Далее, хотя это также странно, в фундаментальных трудах, воссоздающих взаимоотношения Золотой Орды с Русью, сражению на Куликовом поле уделено, как правило, очень мало внимания. Так, в ценном исследовании А. Н. Насонова "Монголы и Русь (история татарской политики на Руси)", изданном в 1940 году, это сражение, по существу, лишь упоминается на четырех (из 178) страницах книги; в объемистом трактате Б. Д. Грекова и А. Ю. Якубовского "Золотая Орда и ее падение" (1950) Куликовской битве посвящено всего лишь 8 (из 428) страниц; в труде М. Г. Сафаргалиева "Распад Золотой Орды" (1960) — 3 (из 276) страницы и т. д.

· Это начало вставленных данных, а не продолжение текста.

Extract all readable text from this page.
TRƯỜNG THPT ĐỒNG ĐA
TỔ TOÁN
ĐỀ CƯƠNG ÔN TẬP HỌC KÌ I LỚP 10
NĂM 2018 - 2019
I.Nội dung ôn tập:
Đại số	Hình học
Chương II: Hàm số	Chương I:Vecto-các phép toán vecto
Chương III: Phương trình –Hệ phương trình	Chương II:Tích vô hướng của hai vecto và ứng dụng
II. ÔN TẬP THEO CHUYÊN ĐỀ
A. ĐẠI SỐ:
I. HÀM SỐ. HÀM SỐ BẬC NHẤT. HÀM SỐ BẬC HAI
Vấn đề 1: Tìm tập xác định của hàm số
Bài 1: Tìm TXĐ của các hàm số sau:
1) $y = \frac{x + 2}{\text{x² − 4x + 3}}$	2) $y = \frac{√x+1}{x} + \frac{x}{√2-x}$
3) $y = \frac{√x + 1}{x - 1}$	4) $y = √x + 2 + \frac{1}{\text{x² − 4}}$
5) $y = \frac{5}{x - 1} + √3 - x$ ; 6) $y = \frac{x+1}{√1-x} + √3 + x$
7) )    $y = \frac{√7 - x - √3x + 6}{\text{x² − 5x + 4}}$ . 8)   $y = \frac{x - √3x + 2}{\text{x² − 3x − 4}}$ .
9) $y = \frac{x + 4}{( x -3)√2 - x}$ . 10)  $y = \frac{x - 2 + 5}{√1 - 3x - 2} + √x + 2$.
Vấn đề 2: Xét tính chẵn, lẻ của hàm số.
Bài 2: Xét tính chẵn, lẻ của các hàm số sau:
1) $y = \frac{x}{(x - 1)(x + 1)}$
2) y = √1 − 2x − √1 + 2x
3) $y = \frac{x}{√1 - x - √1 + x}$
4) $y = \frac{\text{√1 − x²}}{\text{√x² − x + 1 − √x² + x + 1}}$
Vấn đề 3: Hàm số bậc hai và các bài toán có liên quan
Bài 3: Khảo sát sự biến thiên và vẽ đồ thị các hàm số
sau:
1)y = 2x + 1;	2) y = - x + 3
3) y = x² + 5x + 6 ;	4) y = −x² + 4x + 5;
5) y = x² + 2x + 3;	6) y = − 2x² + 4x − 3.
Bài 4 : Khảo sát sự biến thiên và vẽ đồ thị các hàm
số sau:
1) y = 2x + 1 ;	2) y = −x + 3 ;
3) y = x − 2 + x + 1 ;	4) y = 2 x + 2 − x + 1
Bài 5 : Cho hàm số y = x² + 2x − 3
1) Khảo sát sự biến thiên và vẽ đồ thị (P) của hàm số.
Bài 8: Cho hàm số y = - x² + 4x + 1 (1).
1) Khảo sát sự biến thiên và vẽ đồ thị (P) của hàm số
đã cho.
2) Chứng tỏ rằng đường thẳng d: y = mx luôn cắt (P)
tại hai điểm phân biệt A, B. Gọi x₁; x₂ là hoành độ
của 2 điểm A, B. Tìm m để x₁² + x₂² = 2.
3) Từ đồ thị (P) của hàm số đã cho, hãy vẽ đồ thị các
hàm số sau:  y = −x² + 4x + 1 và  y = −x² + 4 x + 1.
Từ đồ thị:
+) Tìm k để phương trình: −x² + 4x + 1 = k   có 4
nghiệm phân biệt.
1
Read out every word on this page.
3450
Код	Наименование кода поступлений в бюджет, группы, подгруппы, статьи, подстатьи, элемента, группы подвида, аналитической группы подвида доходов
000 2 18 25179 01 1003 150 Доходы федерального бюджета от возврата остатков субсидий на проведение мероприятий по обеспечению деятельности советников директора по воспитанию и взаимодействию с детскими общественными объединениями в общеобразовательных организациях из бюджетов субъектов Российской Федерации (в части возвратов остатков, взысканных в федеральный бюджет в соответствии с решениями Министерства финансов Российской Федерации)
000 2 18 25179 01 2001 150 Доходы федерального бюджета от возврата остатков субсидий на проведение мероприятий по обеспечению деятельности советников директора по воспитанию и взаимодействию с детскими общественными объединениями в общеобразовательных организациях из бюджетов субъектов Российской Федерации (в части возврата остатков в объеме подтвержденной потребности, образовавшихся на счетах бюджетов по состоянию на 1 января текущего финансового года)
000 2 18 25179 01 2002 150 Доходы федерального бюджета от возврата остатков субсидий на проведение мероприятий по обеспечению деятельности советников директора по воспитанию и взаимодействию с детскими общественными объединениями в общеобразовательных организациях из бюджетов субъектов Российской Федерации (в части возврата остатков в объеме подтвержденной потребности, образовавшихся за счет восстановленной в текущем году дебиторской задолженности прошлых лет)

Исходя из всего вышеизложенного, нельзя не прийти к выводу, что процитированное утверждение В. В. Каргалова, согласно которому о Куликовской битве "написано больше", чем о каком-либо другом событии отечественной истории, явно не соответствует действительности. И сам тот факт, что оказалось возможным подобное иллюзорное представление, опять-таки являет собой "загадку"...

Впрочем, ее, пожалуй, не так трудно объяснить. Куликовская битва — что очевидно — занимает громадное место в русском сознании, составляет одну из немногих главнейших основ национально-исторической памяти. И потому как бы само собой возникает убеждение, что об этой битве сказано очень много или даже вообще "всё",— хотя на деле это не совсем так, или даже совсем не так, и "загадки" подстерегают нас буквально на каждом шагу.

Считаю уместным сказать, что именно эта "загадочность" побудила меня уже сравнительно давно, в конце 1970-х годов, заняться внимательным изучением Куликовской битвы и самой исторической ситуации того времени, и должен признаться, что лишь после столь долгих разысканий и размышлений я решился написать нижеследующий текст (впервые я кратко высказал свои представления о Куликовской битве еще в 1981 году в ноябрьском номере журнала "Наш современник").